The mystery over the disappearance of Margaret ‘Mag’ Galvin (72) has baffled locals for decades and despite extensive searches, she was never seen again, after her house was discovered burned to the ground.
On Friday October 13th 1944 Mag was a sprightly, single woman living alone at Gurranareigh, Lissarda, but as dawn broke the following morning, her cosy homestead was found burned to the ground. Mag had vanished from the face of the earth, thus initiating one of the most intriguing and unsolved mysteries in post-independence Ireland.
Despite extensive searches by locals, gardaí and members of the Local Defence Force, she was not found and the mystery remains to this day. The site where Mag lived was purchased by the neighbouring O’Sullivan family in recent years, and it was the wish of the late Joe O’Sullivan that she should be remembered.
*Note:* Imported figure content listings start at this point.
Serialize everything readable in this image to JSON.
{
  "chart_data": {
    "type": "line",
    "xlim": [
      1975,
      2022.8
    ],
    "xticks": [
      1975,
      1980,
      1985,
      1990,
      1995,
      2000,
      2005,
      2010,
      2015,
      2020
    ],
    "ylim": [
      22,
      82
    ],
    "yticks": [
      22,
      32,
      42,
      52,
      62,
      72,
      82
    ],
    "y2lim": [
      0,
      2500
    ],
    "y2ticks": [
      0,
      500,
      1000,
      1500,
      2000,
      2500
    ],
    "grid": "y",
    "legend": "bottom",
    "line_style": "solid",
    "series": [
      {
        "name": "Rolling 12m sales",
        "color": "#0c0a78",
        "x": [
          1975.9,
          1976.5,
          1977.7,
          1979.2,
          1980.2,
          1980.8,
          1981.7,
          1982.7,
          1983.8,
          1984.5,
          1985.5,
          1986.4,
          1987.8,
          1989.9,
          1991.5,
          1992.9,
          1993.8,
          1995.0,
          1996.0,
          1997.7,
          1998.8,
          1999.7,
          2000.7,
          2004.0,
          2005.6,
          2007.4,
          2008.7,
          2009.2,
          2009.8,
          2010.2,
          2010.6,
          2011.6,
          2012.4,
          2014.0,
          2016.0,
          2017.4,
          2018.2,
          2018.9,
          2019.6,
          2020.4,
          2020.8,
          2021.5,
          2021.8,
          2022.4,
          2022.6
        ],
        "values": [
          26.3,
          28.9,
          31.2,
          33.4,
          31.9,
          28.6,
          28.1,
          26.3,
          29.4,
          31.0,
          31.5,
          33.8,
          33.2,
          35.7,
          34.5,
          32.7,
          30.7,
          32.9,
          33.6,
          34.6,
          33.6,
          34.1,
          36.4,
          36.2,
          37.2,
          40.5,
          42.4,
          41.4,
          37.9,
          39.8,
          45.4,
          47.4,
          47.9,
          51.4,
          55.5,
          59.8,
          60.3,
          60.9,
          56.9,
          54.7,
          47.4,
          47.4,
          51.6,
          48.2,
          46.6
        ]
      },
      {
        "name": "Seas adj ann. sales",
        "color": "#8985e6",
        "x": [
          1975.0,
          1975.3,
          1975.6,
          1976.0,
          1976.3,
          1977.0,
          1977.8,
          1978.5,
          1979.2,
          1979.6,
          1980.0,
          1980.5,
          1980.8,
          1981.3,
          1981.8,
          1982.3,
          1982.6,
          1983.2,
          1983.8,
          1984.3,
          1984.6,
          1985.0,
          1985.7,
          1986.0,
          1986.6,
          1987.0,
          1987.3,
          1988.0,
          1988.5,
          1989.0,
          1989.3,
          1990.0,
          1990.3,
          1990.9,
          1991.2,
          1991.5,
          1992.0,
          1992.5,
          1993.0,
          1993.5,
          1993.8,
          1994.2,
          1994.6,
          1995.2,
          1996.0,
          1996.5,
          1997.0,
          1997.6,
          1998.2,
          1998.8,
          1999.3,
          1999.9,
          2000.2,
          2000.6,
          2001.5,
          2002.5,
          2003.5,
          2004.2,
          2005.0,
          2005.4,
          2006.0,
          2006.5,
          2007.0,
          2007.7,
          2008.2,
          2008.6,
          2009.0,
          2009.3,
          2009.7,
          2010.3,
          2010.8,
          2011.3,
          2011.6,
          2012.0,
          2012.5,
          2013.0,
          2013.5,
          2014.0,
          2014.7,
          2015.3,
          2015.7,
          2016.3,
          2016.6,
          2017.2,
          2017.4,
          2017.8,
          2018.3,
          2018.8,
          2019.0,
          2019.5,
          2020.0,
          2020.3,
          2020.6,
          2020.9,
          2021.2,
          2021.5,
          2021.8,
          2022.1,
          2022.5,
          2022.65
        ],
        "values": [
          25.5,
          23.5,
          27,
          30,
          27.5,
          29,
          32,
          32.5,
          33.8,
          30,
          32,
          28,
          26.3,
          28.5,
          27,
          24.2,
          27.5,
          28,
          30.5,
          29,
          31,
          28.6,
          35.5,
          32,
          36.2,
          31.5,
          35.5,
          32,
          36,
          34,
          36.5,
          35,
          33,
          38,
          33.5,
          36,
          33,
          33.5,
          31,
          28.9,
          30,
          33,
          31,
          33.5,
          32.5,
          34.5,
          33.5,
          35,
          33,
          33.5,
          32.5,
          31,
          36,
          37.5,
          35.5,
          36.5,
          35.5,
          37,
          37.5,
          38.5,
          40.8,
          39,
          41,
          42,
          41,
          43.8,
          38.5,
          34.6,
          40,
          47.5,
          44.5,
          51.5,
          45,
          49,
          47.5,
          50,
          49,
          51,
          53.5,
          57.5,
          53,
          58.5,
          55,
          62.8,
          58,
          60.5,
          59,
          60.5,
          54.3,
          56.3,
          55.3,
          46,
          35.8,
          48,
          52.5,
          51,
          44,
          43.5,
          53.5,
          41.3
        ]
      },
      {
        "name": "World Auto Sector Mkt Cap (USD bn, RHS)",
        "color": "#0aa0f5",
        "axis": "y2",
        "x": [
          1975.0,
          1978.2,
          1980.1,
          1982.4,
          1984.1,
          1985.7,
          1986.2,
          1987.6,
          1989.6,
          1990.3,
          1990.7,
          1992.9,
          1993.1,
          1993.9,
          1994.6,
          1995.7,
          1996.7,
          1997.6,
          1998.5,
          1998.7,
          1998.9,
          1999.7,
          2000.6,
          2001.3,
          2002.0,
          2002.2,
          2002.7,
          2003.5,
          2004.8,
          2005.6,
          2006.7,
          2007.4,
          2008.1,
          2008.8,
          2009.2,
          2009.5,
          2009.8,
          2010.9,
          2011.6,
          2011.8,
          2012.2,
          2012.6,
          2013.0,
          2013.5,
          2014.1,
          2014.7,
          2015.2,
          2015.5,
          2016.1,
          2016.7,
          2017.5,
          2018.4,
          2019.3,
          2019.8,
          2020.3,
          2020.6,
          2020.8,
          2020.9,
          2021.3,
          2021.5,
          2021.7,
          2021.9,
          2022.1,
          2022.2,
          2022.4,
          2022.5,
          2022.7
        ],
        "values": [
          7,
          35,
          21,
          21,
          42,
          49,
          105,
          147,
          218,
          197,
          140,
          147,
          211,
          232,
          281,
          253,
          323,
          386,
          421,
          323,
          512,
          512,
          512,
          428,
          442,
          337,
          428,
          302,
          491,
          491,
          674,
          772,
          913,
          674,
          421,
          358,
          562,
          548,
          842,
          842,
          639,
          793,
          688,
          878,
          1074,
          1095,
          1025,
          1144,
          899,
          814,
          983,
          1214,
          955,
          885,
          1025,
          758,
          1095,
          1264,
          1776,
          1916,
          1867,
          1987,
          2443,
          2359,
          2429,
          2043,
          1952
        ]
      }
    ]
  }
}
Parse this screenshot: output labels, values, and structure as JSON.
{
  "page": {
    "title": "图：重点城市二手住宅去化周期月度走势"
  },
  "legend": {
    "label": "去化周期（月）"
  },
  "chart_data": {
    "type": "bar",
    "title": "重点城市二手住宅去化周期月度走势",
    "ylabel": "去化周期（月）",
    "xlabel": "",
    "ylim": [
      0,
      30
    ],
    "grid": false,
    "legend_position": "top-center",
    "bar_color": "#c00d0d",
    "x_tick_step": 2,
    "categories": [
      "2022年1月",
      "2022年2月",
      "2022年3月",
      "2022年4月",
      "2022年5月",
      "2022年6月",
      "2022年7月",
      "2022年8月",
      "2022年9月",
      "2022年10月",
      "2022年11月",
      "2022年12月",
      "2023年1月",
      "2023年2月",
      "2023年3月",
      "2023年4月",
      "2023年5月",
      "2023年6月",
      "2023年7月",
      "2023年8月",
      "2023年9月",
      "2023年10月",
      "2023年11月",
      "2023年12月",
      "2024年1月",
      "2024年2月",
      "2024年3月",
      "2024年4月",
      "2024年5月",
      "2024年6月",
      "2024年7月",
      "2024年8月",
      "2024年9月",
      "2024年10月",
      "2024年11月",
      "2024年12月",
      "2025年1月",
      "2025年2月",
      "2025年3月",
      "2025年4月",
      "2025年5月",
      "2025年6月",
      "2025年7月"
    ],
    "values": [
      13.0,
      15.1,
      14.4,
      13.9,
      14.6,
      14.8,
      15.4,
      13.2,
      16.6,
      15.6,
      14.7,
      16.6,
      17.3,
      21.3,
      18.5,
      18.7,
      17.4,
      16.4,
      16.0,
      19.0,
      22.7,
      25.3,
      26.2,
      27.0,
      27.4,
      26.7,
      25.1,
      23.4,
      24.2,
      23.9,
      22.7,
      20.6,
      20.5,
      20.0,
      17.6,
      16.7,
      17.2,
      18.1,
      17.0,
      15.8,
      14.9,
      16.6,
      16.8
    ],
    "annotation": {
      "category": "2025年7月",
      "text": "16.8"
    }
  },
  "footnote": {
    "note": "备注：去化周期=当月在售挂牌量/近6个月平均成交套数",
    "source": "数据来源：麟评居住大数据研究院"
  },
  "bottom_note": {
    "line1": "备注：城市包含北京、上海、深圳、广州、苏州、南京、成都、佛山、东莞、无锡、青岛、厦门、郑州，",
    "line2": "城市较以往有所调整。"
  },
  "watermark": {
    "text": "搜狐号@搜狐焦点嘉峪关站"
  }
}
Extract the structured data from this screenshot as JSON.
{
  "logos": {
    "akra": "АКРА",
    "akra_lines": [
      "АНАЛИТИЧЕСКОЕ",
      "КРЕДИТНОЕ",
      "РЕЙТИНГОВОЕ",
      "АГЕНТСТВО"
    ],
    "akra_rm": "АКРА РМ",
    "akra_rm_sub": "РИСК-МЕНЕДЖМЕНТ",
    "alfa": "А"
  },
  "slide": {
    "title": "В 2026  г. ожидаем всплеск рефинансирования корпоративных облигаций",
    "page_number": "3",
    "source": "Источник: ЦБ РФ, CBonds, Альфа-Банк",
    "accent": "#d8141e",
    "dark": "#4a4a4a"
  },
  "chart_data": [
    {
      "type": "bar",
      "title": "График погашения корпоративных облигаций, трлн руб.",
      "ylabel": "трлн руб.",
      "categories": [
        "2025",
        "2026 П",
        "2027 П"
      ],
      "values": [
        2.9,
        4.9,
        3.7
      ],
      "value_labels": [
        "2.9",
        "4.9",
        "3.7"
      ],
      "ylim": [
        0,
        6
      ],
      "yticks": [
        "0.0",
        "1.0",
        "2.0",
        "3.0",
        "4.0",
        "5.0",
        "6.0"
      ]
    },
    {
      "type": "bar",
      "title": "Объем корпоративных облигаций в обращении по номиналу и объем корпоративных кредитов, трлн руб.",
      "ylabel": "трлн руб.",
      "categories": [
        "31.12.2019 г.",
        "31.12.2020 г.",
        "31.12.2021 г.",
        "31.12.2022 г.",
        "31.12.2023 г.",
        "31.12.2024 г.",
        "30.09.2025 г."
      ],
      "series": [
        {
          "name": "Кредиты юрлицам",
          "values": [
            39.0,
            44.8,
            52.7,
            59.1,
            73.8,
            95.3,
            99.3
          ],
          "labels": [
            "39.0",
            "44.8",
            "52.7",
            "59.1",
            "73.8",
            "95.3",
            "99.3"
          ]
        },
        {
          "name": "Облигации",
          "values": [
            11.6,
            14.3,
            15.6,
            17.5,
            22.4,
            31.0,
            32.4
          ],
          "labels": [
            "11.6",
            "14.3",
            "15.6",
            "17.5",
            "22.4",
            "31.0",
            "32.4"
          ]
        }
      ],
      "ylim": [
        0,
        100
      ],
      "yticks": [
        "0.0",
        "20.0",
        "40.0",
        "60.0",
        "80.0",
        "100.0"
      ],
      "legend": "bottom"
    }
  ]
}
It was decided that a simple and dignified monument be erected, not only to keep her memory alive, but also to remind younger people, now and in the future, of some of the less savoury aspects of rural Ireland in decades past.
The unveiling of the monument at 3pm will be performed by Monsignor Kevin O’Callaghan, whose mother actually hailed from Gurranareigh. All are welcome.
Meanwhile, the Coppeen Archaeological Historical & Cultural society are gearing up for the launch of their new book later this month.
Coppeen – A Glimpse of the Past Volume IV will be launched in An Caipín Bar in Coppeen on Sunday October 29th at 3pm.